VI
His is a crowded world then, tumultuous and full of fierce hurry: but a world (let us grant it) strangely empty of questioning ideas, subtle nuisances that haunt many thoughtful men’s souls, through this pass of existence “still clutching the inviolable shade.” He wrote far better novels than John Inglesant, novels far, far, better than Robert Ellesmere; but you cannot conceive him as interested in the matter of these books—which yet is serious matter. Still less, or at least as little, can you imagine him pursuing the track of so perplexed a spirit as Prince André in Tolstoy’s War and Peace. Churches annoyed him. He will, of a christening or a marriage service (let be a funeral), make the mouldiest ceremony in the world.

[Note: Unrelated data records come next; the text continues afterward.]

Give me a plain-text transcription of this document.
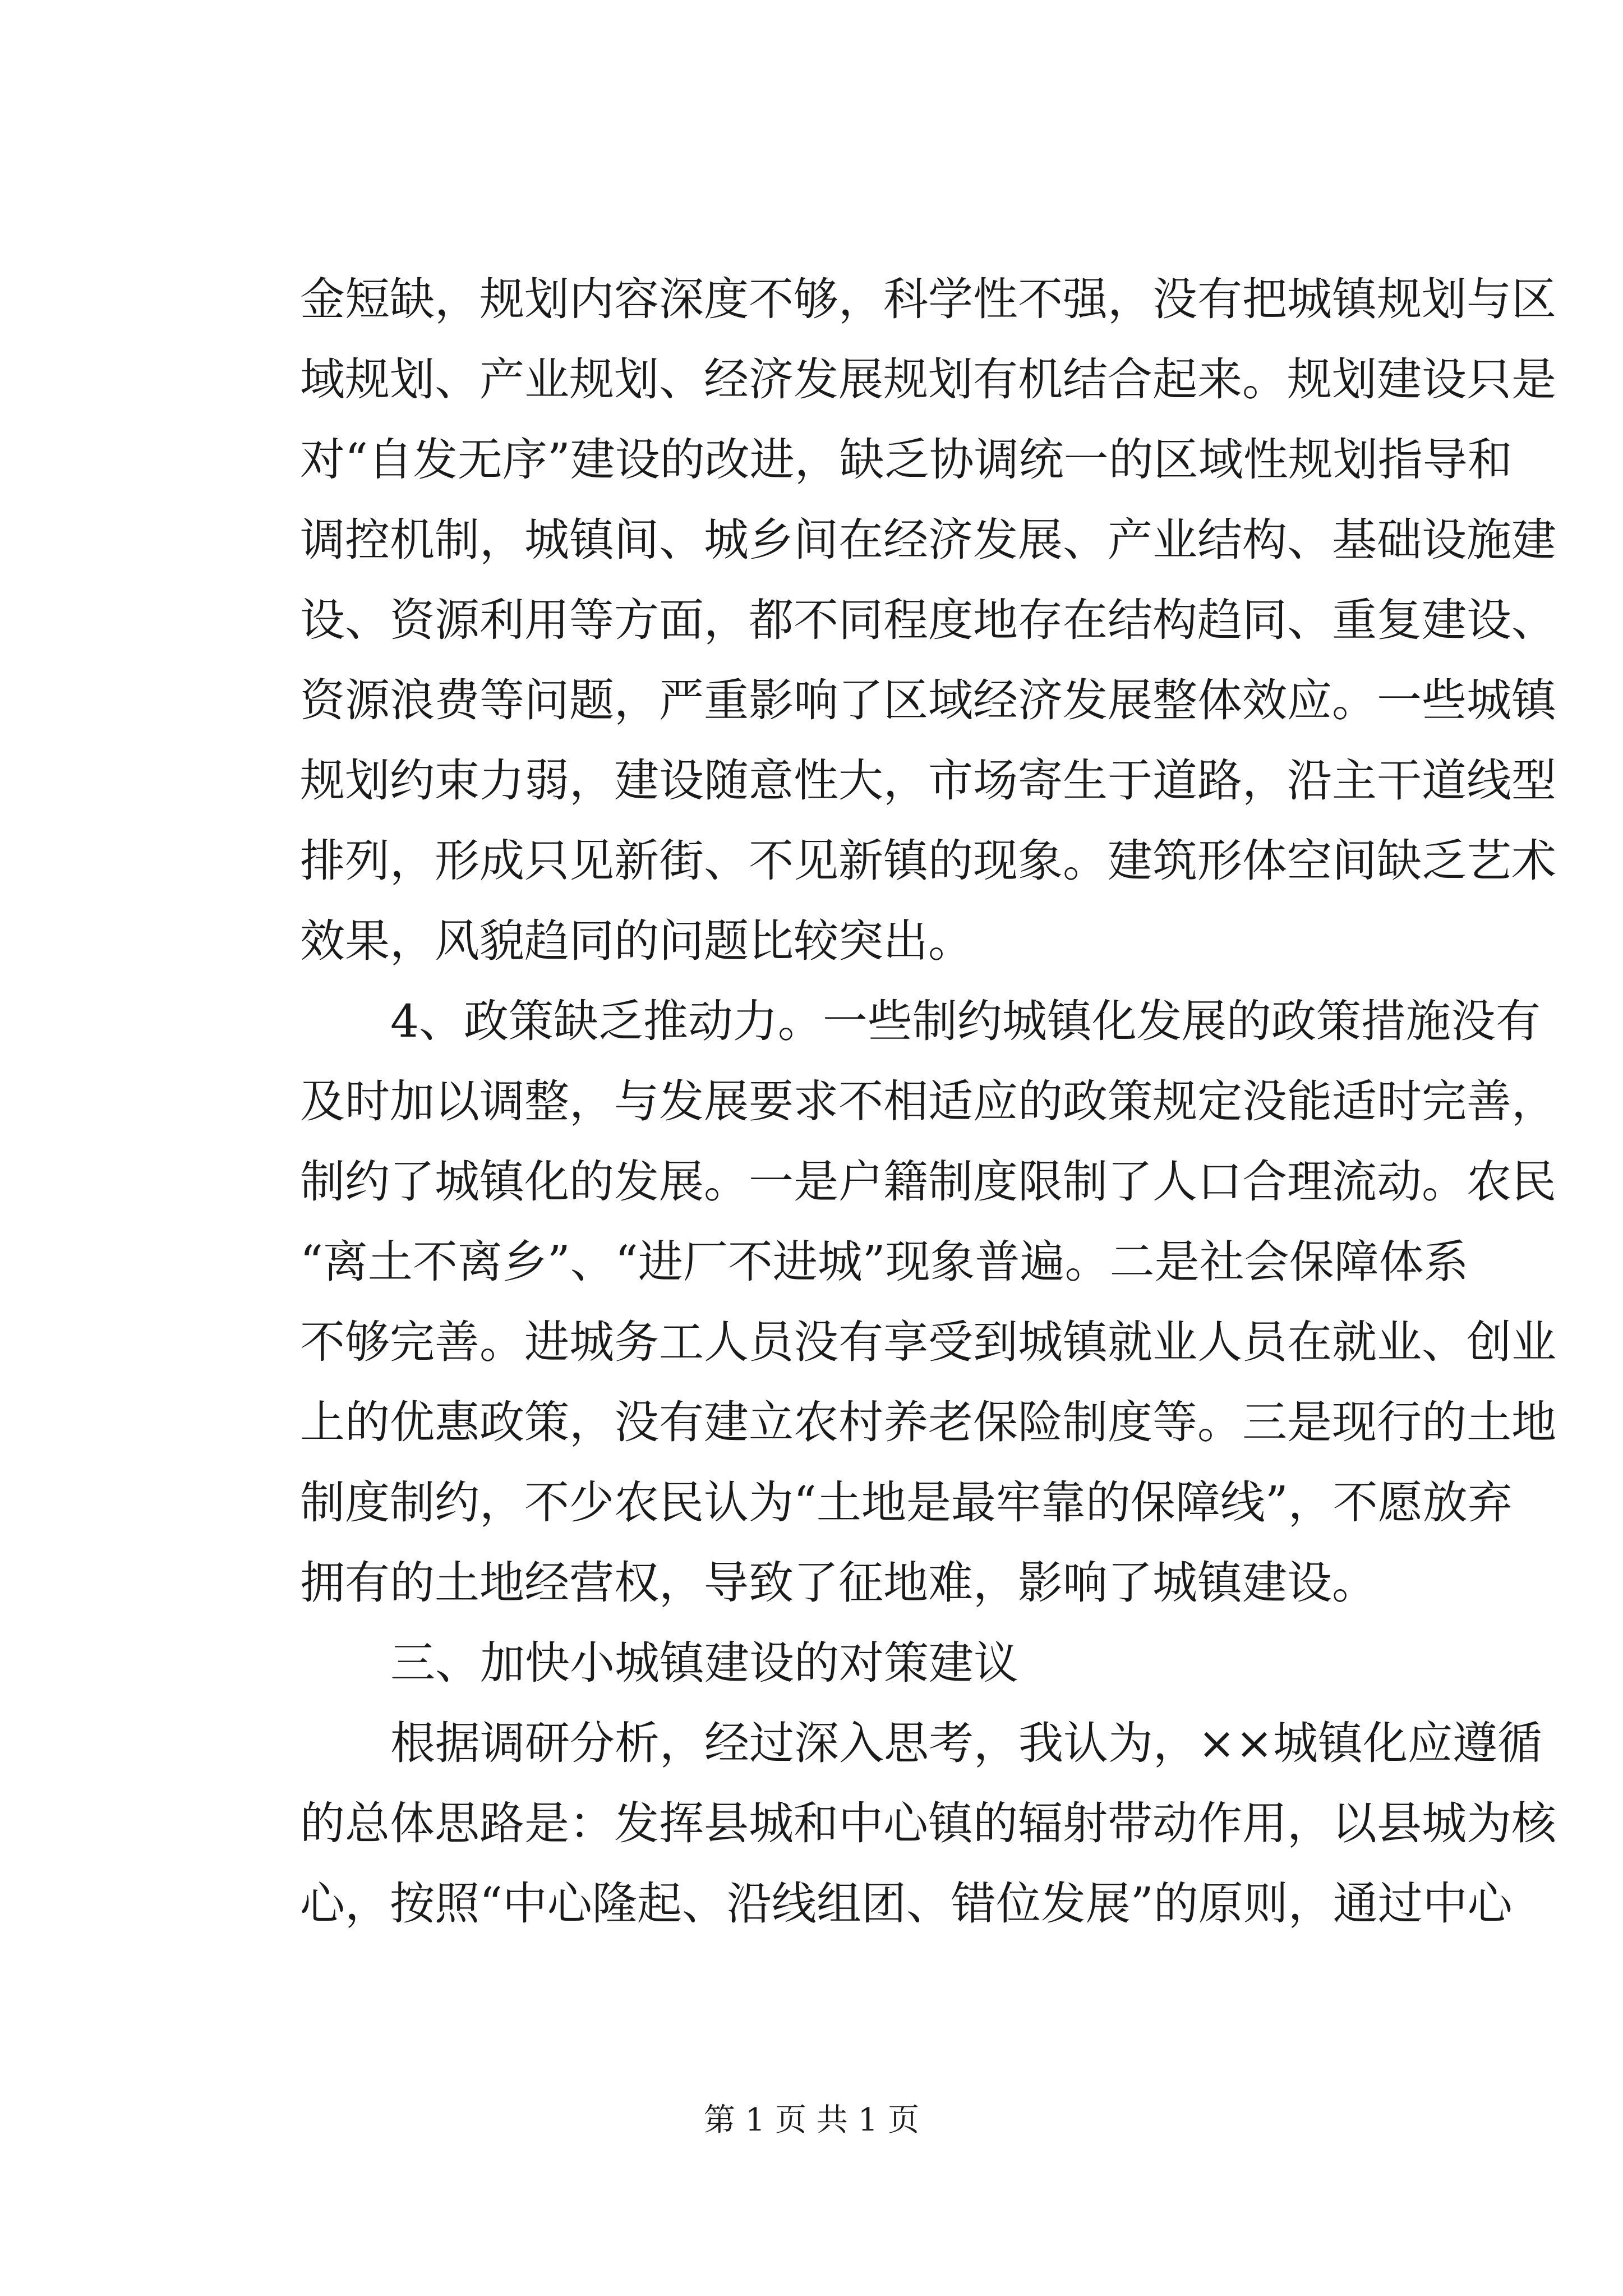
金短缺，规划内容深度不够，科学性不强，没有把城镇规划与区
域规划、产业规划、经济发展规划有机结合起来。规划建设只是
对“自发无序”建设的改进，缺乏协调统一的区域性规划指导和
调控机制，城镇间、城乡间在经济发展、产业结构、基础设施建
设、资源利用等方面，都不同程度地存在结构趋同、重复建设、
资源浪费等问题，严重影响了区域经济发展整体效应。一些城镇
规划约束力弱，建设随意性大，市场寄生于道路，沿主干道线型
排列，形成只见新街、不见新镇的现象。建筑形体空间缺乏艺术
效果，风貌趋同的问题比较突出。
4、政策缺乏推动力。一些制约城镇化发展的政策措施没有
及时加以调整，与发展要求不相适应的政策规定没能适时完善，
制约了城镇化的发展。一是户籍制度限制了人口合理流动。农民
“离土不离乡”、“进厂不进城”现象普遍。二是社会保障体系
不够完善。进城务工人员没有享受到城镇就业人员在就业、创业
上的优惠政策，没有建立农村养老保险制度等。三是现行的土地
制度制约，不少农民认为“土地是最牢靠的保障线”，不愿放弃
拥有的土地经营权，导致了征地难，影响了城镇建设。
三、加快小城镇建设的对策建议
根据调研分析，经过深入思考，我认为，××城镇化应遵循
的总体思路是：发挥县城和中心镇的辐射带动作用，以县城为核
心，按照“中心隆起、沿线组团、错位发展”的原则，通过中心
第 1 页 共 1 页
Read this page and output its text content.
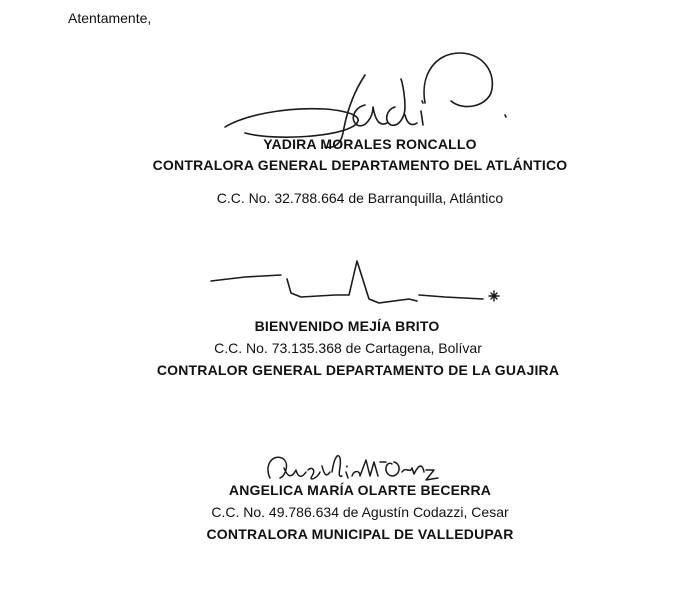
Atentamente,
YADIRA MORALES RONCALLO
CONTRALORA GENERAL DEPARTAMENTO DEL ATLÁNTICO
C.C. No. 32.788.664 de Barranquilla, Atlántico
BIENVENIDO MEJÍA BRITO
C.C. No. 73.135.368 de Cartagena, Bolívar
CONTRALOR GENERAL DEPARTAMENTO DE LA GUAJIRA
ANGELICA MARÍA OLARTE BECERRA
C.C. No. 49.786.634 de Agustín Codazzi, Cesar
CONTRALORA MUNICIPAL DE VALLEDUPAR
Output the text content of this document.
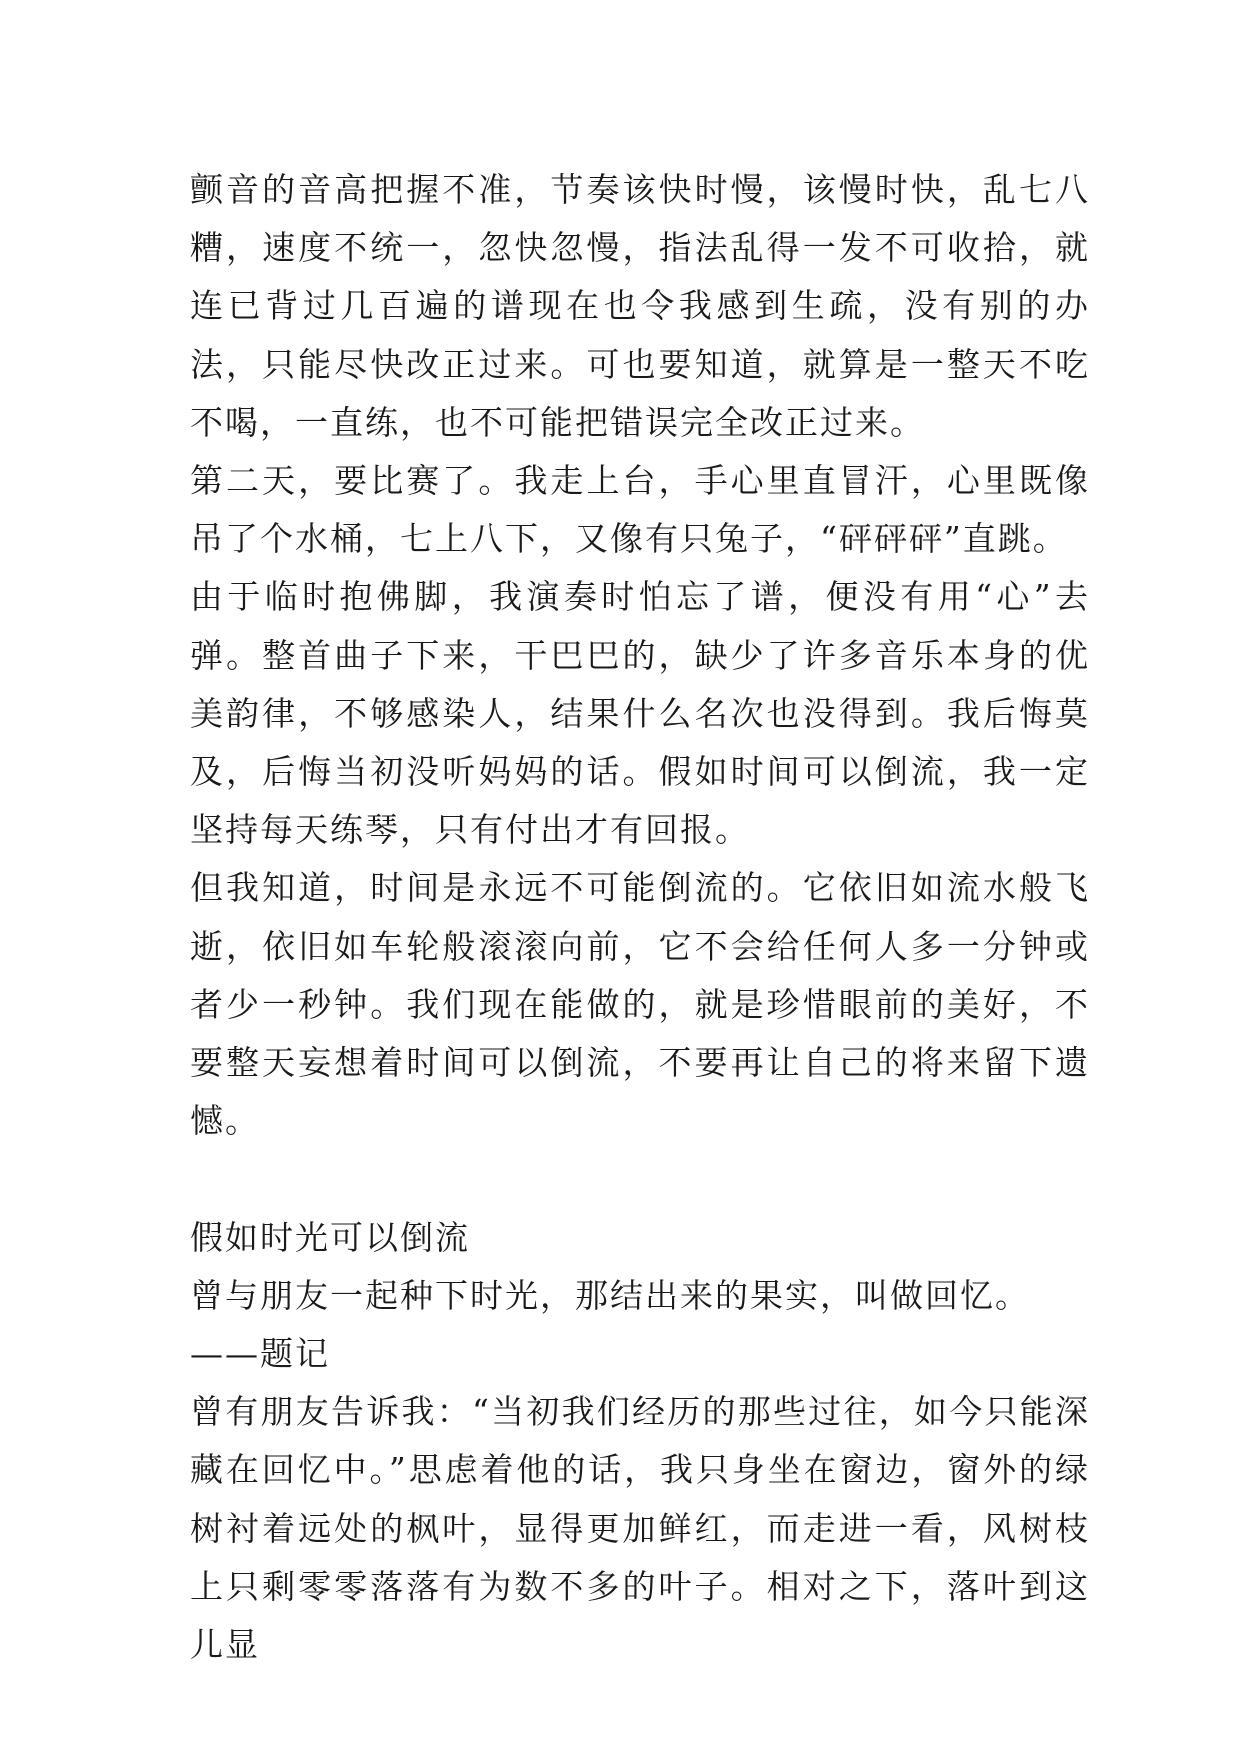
颤音的音高把握不准，节奏该快时慢，该慢时快，乱七八糟，速度不统一，忽快忽慢，指法乱得一发不可收拾，就连已背过几百遍的谱现在也令我感到生疏，没有别的办法，只能尽快改正过来。可也要知道，就算是一整天不吃不喝，一直练，也不可能把错误完全改正过来。

第二天，要比赛了。我走上台，手心里直冒汗，心里既像吊了个水桶，七上八下，又像有只兔子，“砰砰砰”直跳。

由于临时抱佛脚，我演奏时怕忘了谱，便没有用“心”去弹。整首曲子下来，干巴巴的，缺少了许多音乐本身的优美韵律，不够感染人，结果什么名次也没得到。我后悔莫及，后悔当初没听妈妈的话。假如时间可以倒流，我一定坚持每天练琴，只有付出才有回报。

但我知道，时间是永远不可能倒流的。它依旧如流水般飞逝，依旧如车轮般滚滚向前，它不会给任何人多一分钟或者少一秒钟。我们现在能做的，就是珍惜眼前的美好，不要整天妄想着时间可以倒流，不要再让自己的将来留下遗憾。

假如时光可以倒流

曾与朋友一起种下时光，那结出来的果实，叫做回忆。

——题记

曾有朋友告诉我：“当初我们经历的那些过往，如今只能深藏在回忆中。”思虑着他的话，我只身坐在窗边，窗外的绿树衬着远处的枫叶，显得更加鲜红，而走进一看，风树枝上只剩零零落落有为数不多的叶子。相对之下，落叶到这儿显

We offer the baby up; we give the blushing bride away; but in the very act we catch ourselves longing for that subsequent chat with the pew-opener which he seldom denies us for reward. Dickens, in short, had little use for religious forms or religious mysteries: for he carried his own religion about with him and it was the religion of James—so annoying alike to the mystic and the formalist—“to visit the fatherless and widows in their affliction, and to keep himself unspotted from the world.” This again belongs to his “universality.” Is it not the religion of most good fellows not vocal? It is observable how many of his heroes and heroines—his child heroes and heroines especially—pass through his thronged streets and keep themselves unspotted.
But, if careless of mysteries, Dickens had a hawk’s eye for truth of morals. You never find him mocking a good or condoning an evil thing: here his judgment and its resultant passion of love or of hate, I dare to say, never went wrong. Sinners—real sinners—in Dickens have the very inferno of a time: the very forces of Nature—“fire and hail, snow and vapours, wind and storm, fulfilling God’s word”—hunt the murderer to the pit that yawns; till he perishes, and the sky is clear again over holy and humble men of heart. Again, witness, here, the elemental flight of Jonas Chuzzlewit. Carlyle never said an unjuster thing (and that is saying a deal) than when he accused Dickens’ theory of life as entirely wrong. “He thought men ought to be buttered up ... and all sorts of fellows have turkey for their Christmas dinner.” It is false. Dickens had a keener eye for sin than Carlyle ever had; and a relentless eye: “a military eye,” said Henry James of it, recalling his first introduction to the great man—“a merciless military eye.” “A field-punishment eye,” I say!